Most of all, choose who you surround yourself with and who you work with carefully. If you’re lucky enough to have a family that shares most of the fundamental ethical things that are important to you, then I say why not because the odds are very high that you’ll be happier at work, knowing that you’ll be working towards a purpose that you really truly understand and support. Now this is the ideal case, I’m very much aware this is not always the case and I also know some may get forced into the family business which is fundamentally wrong but if you’re asking me generally do I support the idea or would I do it again in a heartbeat, definitely.

James: If you were to do it again or you were to look at yourself seven years ago and knowing what you know now, what would you tell yourself? ‘Oh young Ramia, you are also filled with dreams and hopes…’

Ramia: I’d say don’t go into publishing, what’s wrong with you. (Laughs) I think if I could go back, those many years, like you make me sound so old. I think we should put in the podcast description just how old I am just to clarify this for everyone, I’m not that old, depends on perception I guess… I think if I could go back to the beginning, I would tell myself to take myself seriously as an entrepreneur. Even though I was working with family before and also had clients that were family businesses which, by the way, gives you an extended feeling that you’re always working with people who are related to you because family businesses we tend a bond extremely quickly like there’s an immediate deep tie.

I’m still in touch with at least 80% of the people that we’ve interviewed or had interaction with here was this bond immediately and there was this beautiful link to the storytelling aspect but if I were to go back I would tell myself to take myself more seriously as an entrepreneur, isolated from the whole collective thinking to dedicate a lot of time to teaching myself what it really means to be part of a business.

I personally feel the education system does fail us in that respect. I don’t know how you feel about it and I know that many other next-gen members feel like that that when you graduate from University or from whatever school you’ve done, you’re just not ready and no one has taught you anything that seems remotely relevant to what faces you as an entrepreneur. And I’m saying that as somebody who graduated with a business degree so I can’t even imagine graduating from engineering or whatever. We’re taught way too much how to be employees and not taught enough how to be entrepreneurs.

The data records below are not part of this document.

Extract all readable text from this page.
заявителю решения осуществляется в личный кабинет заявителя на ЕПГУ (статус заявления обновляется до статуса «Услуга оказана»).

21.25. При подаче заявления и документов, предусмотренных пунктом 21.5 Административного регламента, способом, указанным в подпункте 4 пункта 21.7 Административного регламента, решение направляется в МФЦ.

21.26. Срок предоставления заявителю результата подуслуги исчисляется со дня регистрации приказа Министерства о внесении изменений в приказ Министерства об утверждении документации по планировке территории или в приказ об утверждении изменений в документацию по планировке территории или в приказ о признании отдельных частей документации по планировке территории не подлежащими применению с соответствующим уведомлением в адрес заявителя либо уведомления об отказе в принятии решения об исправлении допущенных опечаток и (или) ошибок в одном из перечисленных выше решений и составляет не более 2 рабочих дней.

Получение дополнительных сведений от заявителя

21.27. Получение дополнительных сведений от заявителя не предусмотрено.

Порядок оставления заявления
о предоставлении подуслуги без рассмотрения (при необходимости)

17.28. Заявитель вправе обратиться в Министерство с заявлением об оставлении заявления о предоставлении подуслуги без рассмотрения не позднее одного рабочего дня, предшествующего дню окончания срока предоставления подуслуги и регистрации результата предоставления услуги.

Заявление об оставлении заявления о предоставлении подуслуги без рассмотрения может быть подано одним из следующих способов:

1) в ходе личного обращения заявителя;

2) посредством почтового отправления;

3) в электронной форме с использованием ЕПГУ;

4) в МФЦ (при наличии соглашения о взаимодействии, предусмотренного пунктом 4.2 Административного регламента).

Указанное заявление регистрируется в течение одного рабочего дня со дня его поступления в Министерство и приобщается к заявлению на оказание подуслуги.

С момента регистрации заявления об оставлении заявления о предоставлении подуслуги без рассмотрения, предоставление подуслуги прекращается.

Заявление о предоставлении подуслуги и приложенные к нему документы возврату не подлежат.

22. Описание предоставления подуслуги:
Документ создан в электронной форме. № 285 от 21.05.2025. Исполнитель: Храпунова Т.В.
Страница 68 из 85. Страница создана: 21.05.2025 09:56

Now we have a lot of degrees in family business but I still maintain what it boils down to and what will make your family business last by enjoying it is your entrepreneurial spirit. It’s good to understand what a family business is and why it has its own characteristics and it’s like going to group therapy basically with other family business members and exchange the common challenges but ultimately what it comes down to is you’re either a good entrepreneur and business leader or you’re not.

There in that respect, being part of a family business or not doesn’t really make a difference. That’s a universal something so yeah, if I could go back, I would tell myself much earlier to start working on myself as a serious entrepreneur who should be able to do many things down the line.